Bu çalışmada GDM prevalansı artan sıcaklıkla artmış ve yaz aylarında en yüksek değere ulaşmıştır. Son zamanlarda yapılan diğer çalışmalar da GDM prevalansının sıcaklıkla arttığını ve en yüksek prevalansın yaz aylarında görüldüğünü bildirmiştir22-24. Booth ve ark.22 GDM frekansındaki artış oranını her 10 °C sıcaklık artışı için GDM gelişme riskinde %6-9 artış olarak bildirmiştir. Birkaç çalışmada, sıcaklıktaki düşüşe, termoregülasyon için kahverengi yağ dokusu aktivitesinde bir artış eşlik ettiği ve bunun da insülin duyarlılığındaki bir artışla ilişkili olduğu gösterilmiştir17.

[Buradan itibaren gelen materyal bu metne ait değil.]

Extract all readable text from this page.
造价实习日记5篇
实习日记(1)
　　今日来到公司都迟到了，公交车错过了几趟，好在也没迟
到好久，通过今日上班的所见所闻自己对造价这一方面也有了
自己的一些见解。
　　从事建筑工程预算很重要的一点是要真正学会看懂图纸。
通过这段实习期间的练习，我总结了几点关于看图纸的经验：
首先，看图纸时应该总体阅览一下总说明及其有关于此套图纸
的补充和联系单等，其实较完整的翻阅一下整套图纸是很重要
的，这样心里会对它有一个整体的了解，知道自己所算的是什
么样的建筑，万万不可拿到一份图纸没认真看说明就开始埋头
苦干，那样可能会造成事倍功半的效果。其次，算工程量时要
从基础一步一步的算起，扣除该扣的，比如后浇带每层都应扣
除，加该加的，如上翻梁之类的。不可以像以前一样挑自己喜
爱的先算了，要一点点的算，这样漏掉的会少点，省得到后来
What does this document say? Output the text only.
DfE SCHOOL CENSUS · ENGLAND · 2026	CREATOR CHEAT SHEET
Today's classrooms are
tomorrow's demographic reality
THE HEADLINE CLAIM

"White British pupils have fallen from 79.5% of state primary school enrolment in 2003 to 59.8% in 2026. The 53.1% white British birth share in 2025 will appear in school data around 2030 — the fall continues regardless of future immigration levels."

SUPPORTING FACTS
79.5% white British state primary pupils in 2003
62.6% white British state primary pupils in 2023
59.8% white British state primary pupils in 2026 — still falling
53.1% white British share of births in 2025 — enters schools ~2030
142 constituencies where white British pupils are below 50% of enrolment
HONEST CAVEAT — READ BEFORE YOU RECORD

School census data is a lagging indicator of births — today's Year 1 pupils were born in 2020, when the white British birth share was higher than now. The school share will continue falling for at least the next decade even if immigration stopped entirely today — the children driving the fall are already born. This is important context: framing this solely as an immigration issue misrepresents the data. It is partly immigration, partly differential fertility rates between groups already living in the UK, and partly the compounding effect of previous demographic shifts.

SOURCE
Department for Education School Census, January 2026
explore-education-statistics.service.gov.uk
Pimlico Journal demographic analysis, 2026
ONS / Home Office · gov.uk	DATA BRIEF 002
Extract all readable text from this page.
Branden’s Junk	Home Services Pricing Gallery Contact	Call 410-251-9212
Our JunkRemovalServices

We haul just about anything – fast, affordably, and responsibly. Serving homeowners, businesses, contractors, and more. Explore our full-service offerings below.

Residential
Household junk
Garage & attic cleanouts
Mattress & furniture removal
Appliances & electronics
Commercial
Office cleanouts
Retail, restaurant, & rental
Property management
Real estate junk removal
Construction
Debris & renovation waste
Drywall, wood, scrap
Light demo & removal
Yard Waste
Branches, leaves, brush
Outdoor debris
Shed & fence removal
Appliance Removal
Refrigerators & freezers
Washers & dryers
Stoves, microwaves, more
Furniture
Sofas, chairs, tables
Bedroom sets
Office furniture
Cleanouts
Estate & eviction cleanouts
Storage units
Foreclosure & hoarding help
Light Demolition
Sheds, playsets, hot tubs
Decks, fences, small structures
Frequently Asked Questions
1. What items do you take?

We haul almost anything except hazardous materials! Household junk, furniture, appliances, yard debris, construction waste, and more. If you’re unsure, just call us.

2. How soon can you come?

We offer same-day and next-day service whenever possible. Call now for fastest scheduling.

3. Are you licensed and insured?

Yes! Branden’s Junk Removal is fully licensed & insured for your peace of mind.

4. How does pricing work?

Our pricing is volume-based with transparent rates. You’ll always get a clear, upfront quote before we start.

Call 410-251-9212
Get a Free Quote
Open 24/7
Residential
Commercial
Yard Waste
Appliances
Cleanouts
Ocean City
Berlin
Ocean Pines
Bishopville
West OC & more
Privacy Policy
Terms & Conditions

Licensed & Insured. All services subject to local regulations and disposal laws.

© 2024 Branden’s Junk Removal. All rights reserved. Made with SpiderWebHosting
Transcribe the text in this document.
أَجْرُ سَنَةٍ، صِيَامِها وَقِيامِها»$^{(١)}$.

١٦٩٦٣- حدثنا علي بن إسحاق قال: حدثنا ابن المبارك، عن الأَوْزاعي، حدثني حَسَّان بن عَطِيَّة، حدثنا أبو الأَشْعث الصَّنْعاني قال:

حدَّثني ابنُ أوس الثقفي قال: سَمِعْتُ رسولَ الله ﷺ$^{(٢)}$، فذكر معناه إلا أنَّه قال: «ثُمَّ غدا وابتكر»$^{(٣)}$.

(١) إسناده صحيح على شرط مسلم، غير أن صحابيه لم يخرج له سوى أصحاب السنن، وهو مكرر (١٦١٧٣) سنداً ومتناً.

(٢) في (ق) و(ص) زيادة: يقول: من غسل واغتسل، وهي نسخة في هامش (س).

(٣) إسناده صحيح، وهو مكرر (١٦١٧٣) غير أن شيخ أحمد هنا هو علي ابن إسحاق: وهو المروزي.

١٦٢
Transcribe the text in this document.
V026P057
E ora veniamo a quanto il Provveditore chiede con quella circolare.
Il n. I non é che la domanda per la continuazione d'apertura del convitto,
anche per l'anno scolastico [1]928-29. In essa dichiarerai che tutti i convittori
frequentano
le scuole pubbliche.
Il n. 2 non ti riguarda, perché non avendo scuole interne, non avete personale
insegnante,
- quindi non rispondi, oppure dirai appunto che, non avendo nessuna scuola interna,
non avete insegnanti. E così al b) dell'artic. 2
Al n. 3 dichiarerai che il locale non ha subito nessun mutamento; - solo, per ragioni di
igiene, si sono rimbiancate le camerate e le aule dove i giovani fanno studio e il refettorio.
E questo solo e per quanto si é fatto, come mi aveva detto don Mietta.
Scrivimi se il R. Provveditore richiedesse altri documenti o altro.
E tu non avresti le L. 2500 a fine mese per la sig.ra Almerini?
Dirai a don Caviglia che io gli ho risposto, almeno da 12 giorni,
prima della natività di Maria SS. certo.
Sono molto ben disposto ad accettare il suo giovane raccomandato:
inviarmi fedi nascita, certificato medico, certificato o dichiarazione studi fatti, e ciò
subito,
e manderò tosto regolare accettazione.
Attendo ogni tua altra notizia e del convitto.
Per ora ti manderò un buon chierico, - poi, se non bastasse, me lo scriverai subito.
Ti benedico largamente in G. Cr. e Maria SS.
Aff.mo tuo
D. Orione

Bu çalışmada, sıcaklık yükselmesi ile GDM prevalansındaki artış, insülin duyarlılığını etkilediği bilinen sıcaklık artışına bağlı olarak insülin duyarlılığının azalması sonucu, insülin direncindeki artışla ilgili olabilir, çünkü insülin direnci GDM patofizyolojisinde önemli bir yere sahiptir20.
Çalışmanın Kısıtlılıkları
Bu çalışmanın temel sınırlaması geriye dönük yapısıdır. Ancak, büyük örneklemin değer sonuçlarını ortaya koyduğu düşünülebilir.
SONUÇ
Sonuç olarak, mevsimsel sıcaklık değişimlerinin GDM prevalansı üzerinde istatistiksel olarak anlamlı bir etkisi olduğu bulunmuştur. Bu nedenle, GDM riski yüksek olan kadınlar gebelik planlarken mevsimsel sıcaklık artışlarının GDM prevalansı üzerindeki etkisini dikkate almalıdır. Özellikle gebeliğin ikinci trimester döneminin yaz aylarına denk gelmesini önlemeye çalışmak gereklidir. Ancak bu ilişkiyi daha iyi göstermek için daha fazla çalışmaya ihtiyaç vardır.